The concern is that continued culling has the potential to precipitate the possible extinction of a number of remaining species. Why? There are three major factors that can clearly be identified as contributing causes. These are:

1. The indiscriminate culling of kangaroos. I refer to the practice of eliminating the largest, healthiest kangaroos from the selected popul ation.
2. The unreliable and largely estimated kangaroo population density figures presented to justify and secure culling p e r m i t s .
3. The transfer or re-location of species habitat. Since 1940-50, competition for grazing, clearing and culling has significantly altered the species habitat range and the population density in these areas. With reference to NSW, there has been a continuing shift of the population concentration further and further west, into areas which are extremely sensitive to climatic variations and to increased grazing pressures.

The evidence is indisputable and, if left to continue, has the potential to result in reduced genetic variability, lower reproductive efficiency and a radical reduction in the population density below sustainable levels in certain regions of the country when associated with habitat reduction or during seasonal conditions such as droughts.

I refer to H.J. Lavery (1985) 'The Kangaroo Keepers': A computer simulation model has been developed that shows the harvest sex ratio (that is, the percentage of females in the harvest) taken by a professional shooter actively selecting for the largest available animals is a reliable index of the state of under- or over-harvest. Measured in conjunction with properly defined environmental conditions, harvest sex ratios obtained over a series of years can in fact indicate

• the extent of net population losses (which may result from reduced reproduction, natural deaths and harvests), and
• when the population has reached a signal point.

This latter is when the harvest is 50 per cent female, and the population is reduced to about one-half its original size.

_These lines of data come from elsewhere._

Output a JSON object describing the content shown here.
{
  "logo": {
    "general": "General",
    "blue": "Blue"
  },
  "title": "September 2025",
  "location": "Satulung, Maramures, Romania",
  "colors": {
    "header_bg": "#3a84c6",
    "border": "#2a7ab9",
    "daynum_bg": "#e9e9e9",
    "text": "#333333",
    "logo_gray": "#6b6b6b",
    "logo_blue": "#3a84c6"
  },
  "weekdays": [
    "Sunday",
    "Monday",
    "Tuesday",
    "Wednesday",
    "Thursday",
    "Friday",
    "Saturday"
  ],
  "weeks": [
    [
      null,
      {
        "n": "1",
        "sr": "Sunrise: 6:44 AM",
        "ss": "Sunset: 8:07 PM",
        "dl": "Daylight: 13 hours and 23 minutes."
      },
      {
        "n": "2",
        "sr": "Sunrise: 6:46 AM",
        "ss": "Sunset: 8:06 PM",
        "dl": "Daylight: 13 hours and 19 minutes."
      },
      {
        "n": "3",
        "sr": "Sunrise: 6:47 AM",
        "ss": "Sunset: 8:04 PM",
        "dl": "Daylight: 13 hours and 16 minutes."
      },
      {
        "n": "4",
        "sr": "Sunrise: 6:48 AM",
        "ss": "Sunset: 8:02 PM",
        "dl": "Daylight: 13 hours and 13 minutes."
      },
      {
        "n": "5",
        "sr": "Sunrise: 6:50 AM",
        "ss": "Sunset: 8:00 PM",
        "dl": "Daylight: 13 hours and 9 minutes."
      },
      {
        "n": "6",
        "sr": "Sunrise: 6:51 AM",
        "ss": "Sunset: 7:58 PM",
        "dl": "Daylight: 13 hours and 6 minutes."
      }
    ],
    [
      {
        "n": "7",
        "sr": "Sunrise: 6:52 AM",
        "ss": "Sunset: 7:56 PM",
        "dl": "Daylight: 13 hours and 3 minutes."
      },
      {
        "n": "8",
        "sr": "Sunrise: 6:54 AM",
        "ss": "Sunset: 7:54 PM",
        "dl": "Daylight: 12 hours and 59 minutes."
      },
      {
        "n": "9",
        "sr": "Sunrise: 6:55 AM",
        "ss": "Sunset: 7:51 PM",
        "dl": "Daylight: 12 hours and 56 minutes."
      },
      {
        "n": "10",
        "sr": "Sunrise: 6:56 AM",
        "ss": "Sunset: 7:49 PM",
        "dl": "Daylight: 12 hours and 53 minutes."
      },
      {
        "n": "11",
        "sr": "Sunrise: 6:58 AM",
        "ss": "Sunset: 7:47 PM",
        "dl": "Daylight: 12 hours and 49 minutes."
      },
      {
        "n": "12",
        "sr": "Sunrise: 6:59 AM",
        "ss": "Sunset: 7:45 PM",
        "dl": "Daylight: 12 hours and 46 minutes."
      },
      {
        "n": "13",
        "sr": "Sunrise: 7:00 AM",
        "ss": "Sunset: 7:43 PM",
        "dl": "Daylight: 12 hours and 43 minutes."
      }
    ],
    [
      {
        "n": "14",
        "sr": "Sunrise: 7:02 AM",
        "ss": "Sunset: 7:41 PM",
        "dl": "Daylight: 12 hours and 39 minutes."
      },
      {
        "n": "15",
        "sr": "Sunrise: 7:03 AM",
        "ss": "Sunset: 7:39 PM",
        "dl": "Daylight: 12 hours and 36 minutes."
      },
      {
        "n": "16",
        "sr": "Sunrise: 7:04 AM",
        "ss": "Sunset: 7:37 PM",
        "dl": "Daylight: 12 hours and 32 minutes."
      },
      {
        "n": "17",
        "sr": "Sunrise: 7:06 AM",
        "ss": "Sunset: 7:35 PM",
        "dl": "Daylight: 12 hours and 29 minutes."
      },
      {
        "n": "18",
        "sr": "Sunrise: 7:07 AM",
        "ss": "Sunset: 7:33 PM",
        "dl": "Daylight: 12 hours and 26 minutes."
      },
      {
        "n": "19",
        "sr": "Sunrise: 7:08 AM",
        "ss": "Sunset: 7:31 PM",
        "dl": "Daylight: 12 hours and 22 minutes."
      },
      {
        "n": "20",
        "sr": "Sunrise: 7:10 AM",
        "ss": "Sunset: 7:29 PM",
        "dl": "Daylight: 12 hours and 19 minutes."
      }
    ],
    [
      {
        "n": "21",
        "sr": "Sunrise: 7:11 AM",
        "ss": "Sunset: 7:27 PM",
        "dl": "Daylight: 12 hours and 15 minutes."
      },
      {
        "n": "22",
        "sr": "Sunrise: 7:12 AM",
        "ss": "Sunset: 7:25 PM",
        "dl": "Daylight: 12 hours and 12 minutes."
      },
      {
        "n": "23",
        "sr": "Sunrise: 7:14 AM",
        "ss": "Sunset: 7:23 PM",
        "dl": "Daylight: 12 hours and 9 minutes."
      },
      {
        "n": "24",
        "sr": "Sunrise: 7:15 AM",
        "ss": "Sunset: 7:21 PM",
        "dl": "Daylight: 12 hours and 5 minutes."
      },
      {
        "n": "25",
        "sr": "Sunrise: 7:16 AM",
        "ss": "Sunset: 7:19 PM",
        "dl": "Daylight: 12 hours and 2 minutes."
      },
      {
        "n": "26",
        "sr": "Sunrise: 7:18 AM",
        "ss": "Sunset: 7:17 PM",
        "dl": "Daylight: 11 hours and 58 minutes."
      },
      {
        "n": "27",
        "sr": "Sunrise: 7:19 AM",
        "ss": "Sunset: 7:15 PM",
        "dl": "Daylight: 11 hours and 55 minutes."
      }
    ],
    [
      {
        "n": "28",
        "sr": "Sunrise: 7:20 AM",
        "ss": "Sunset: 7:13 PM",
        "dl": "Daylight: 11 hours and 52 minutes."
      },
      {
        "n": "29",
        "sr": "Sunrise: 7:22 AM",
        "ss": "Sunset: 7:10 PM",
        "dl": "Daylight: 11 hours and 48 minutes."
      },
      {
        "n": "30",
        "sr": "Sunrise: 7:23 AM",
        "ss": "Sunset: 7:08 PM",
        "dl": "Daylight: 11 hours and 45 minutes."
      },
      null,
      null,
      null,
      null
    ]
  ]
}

Other indicators of a population approaching the signal point are

• when the harvest by a shooter selecting for the largest animals comprises only 1 per cent - 2 per cent males age 10 or more years,
• when the harvests consist of approximately equal proportions of males aged 1-3 years and 4-9 years; and
• when professional shooters are operating at the maximum practical level of effort.

From this signal point, the population enters a critical phase when rate of population decline accelerates significantly to extermination. The decline can be reversed if appropriate action is then taken to reduce harvesting. If corrective action is not taken, the period to extinction can be predicted from the model. I wonder as to the status of this model and its adoption as a regular guide to current culling programs.

Australia has the expertise, technology, resources, facilities\ and hopefully, the commitment to save our animal genetic resources, our native wildlife, and especially the remaining macropod species. We do not have the population pressures, wars, or the economic distress evident in other countries fighting similar battles to preserve their native resources.

We have no excuses.

The critical point is that the survival of any of our wildlife species depends on a multitude of interrelated complex factors. If we continue to exert further pressure through inappropriate culling, this could very well precipitate the rapid extinction of the species.